The day’s destination was Kodai Kanal. This was added to the itinerary at the last moment, looking at Google maps. As Munnar was 100 kilometers from Periyar as well as from Kodaikanal, we thought of going to Kodaikanal and then take the route shown by Google map to go to Munnar. We learnt a valuable lesson by this: never trust technology blindly. The tale would appear in a later chapter, but for now, it should suffice to know that Kodaikanal is NOT a part of Periyar-Munnar circuit.
So we left Periyar at 10.00 embarking towards our destination. We had to climb down a ghaat that had a terrible road going through, with a steep decline.
Waterfall en route.
When you get down, the road quality improves significantly. Initially we passes through a lot of towns, but later the number of towns got sparse, and a good empty highway ensured that we took up good speed. We pass through Theni, and then left to Kodaikanal road. The road starts from far away from actual Kodai kanal. It might as well named as Kashmir road if it finally leads there.

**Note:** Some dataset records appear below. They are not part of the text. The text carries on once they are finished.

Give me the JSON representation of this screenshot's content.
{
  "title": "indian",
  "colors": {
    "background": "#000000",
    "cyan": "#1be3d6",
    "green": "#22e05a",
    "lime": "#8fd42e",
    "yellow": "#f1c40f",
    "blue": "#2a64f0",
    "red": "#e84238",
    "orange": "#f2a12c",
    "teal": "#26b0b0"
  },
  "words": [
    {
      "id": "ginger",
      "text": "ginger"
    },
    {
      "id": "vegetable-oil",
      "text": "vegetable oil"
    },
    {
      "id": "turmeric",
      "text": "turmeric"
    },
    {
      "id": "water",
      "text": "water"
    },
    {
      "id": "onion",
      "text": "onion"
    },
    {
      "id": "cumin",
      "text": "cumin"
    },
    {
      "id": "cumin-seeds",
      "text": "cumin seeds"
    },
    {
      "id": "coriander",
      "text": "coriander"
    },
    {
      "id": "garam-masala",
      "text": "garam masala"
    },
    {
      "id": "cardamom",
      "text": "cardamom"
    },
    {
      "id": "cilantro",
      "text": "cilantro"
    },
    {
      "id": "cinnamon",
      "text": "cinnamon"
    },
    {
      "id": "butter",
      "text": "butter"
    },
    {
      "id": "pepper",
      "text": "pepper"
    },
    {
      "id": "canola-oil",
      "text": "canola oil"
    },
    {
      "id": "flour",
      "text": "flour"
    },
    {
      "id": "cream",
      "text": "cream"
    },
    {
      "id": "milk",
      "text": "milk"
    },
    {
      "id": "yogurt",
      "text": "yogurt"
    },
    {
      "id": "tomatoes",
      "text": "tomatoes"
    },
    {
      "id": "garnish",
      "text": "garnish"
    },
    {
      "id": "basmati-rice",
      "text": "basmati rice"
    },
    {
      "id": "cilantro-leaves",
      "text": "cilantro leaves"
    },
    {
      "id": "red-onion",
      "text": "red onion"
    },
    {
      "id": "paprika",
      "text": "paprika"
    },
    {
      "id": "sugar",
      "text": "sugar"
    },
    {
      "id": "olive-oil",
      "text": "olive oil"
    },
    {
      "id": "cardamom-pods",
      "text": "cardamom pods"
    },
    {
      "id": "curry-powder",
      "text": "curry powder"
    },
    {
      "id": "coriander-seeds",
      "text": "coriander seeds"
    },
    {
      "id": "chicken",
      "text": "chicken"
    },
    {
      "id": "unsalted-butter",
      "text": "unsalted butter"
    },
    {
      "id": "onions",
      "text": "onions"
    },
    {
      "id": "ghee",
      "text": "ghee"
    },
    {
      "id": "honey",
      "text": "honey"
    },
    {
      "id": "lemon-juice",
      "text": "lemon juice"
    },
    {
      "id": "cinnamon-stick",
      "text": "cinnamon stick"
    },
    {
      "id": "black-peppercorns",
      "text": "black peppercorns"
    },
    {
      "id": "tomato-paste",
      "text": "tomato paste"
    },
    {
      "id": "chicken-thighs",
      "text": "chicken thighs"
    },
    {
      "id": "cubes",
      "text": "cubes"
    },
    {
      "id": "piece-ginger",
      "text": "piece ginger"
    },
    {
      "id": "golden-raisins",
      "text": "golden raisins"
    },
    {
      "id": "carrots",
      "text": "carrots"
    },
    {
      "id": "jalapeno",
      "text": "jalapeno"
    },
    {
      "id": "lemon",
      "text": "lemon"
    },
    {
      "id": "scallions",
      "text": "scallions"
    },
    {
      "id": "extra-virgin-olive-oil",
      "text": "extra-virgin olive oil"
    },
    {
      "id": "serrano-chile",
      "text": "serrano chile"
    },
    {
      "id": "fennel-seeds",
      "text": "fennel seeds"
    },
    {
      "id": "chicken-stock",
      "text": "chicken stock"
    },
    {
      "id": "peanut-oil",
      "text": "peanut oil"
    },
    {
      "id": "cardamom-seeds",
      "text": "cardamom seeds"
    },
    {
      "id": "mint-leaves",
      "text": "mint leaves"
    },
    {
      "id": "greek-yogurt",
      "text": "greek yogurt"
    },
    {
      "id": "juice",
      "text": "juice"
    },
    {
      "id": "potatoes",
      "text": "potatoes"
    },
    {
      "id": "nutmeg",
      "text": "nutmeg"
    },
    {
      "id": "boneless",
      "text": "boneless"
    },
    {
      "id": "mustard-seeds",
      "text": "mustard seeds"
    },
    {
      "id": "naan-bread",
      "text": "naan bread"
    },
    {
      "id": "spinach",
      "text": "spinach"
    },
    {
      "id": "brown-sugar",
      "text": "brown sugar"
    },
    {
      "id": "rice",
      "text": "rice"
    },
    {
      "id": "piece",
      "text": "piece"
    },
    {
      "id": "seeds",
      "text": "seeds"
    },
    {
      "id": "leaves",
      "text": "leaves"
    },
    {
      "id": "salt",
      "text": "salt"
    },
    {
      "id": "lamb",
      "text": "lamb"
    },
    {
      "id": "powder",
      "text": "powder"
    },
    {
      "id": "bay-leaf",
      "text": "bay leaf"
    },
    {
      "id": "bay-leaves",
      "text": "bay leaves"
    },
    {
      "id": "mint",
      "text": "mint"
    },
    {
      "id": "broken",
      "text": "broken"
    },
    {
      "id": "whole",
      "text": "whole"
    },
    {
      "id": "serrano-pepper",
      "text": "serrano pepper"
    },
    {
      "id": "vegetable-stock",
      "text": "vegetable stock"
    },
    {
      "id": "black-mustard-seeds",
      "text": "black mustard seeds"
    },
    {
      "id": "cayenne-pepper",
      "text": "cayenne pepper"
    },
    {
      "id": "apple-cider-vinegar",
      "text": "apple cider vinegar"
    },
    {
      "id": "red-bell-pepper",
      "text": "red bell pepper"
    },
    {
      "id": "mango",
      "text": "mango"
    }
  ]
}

Lunch was a quick affair. Firstly the hotels were very rare, and luckily we saw a hotel with a tourist bus halted for lunch. So many people couldn’t be wrong, we thought, and went in.
Then started the Kodaikanal ghaat. This is really a steep ghaat, where a beginner may turn to pro at the end. Roads are in fair condition, but the twists and turns are too many. On a bike though, we were enjoying each and every one of them. However I could sympathize with the poor souls in the tourist bus that was following us, who just had a spicy heavy lunch, and now were forced to play this roller coaster. I thanked God that I was not behind that bus, as overtaking a huge vehicle is trouble in ghaats, and accelerated away from them.
Near Kodai kanal, about 8 kilometers prior, you see this Silver Cascade waterfall. The month being march, the waterfall was very thin, but yet, there it was.
Here we saw that God too has fitted an HID!
We landed in Kodai kanal at about 5.00 P.M.
Our past experience of hotels told us to hunt for hotels ourselves, and not pay attention to agents shouting at us ‘Saar, hotel?’ But Kodaikanal proved to be an exception to this rule. Firstly the roads were confusing. We couldn’t judge where we were or how we ended up on a particular road at all. Though we had the map of Kodai, as the roads go in multiple levels in same direction, it was very hard for a first timer to find his way around. Another thing was, all the good hotels had only one day availability, and we were running out of hotel options real fast. Finally we decided to give chance to an agent. He took us to such a horrible hotel, I still ache thinking about it. The road to the hotel was 45 degrees, and this is absolutely no exaggeration. A loaded bike with luggage, and two tired individuals, the incline was not welcoming at all. Besides calling that thing a hotel would be a joke. Nandinee climbed down by foot from the ‘hotel’, as I rolled Vesta down in first gear with utmost caution.
Again we tried in vein for hotels, but no avail. The sun was beginning to bid us good bye, and yet we were searching frantically for a good place to stay. The situation was fast becoming tense, and I certainly did not wish to be roaming around for hotels in night. So we caught hold of another agent. Luckily he turned out to be one of the better ones. We checked a few hotels, and finalized on one named ‘Sun Rise hotel’. Value for money wise, this was the worst deal in hotel. The charges were of normal hotels, but the service sucked to the core. The towels were so dirty, I suspected their previous lives would involve role of a door rag. The lesser said about the bathroom, the better. We hoped for a cover on our head for the night, and the room barely qualified for that. After a hurried dinner, we were glad to throw ourselves on bed after the exhausting search for stay.
Kodaikanal was pretty cold. As we were moving up from the lands to the hills, we felt it was too cold for summer, and wondered the brevity of souls who come here in winters. At night, we felt this was a proper, textbook hill station. Not some pseudo hill station which is in reality a part of town converted for tourists, but a proper hill station that they show in movies, with happy faces of multi national tourists loitering around, and whole India’s shops, from Kashmir silks to Kerala saris, located on one street. We were eager to explore this place that we had heard so much of.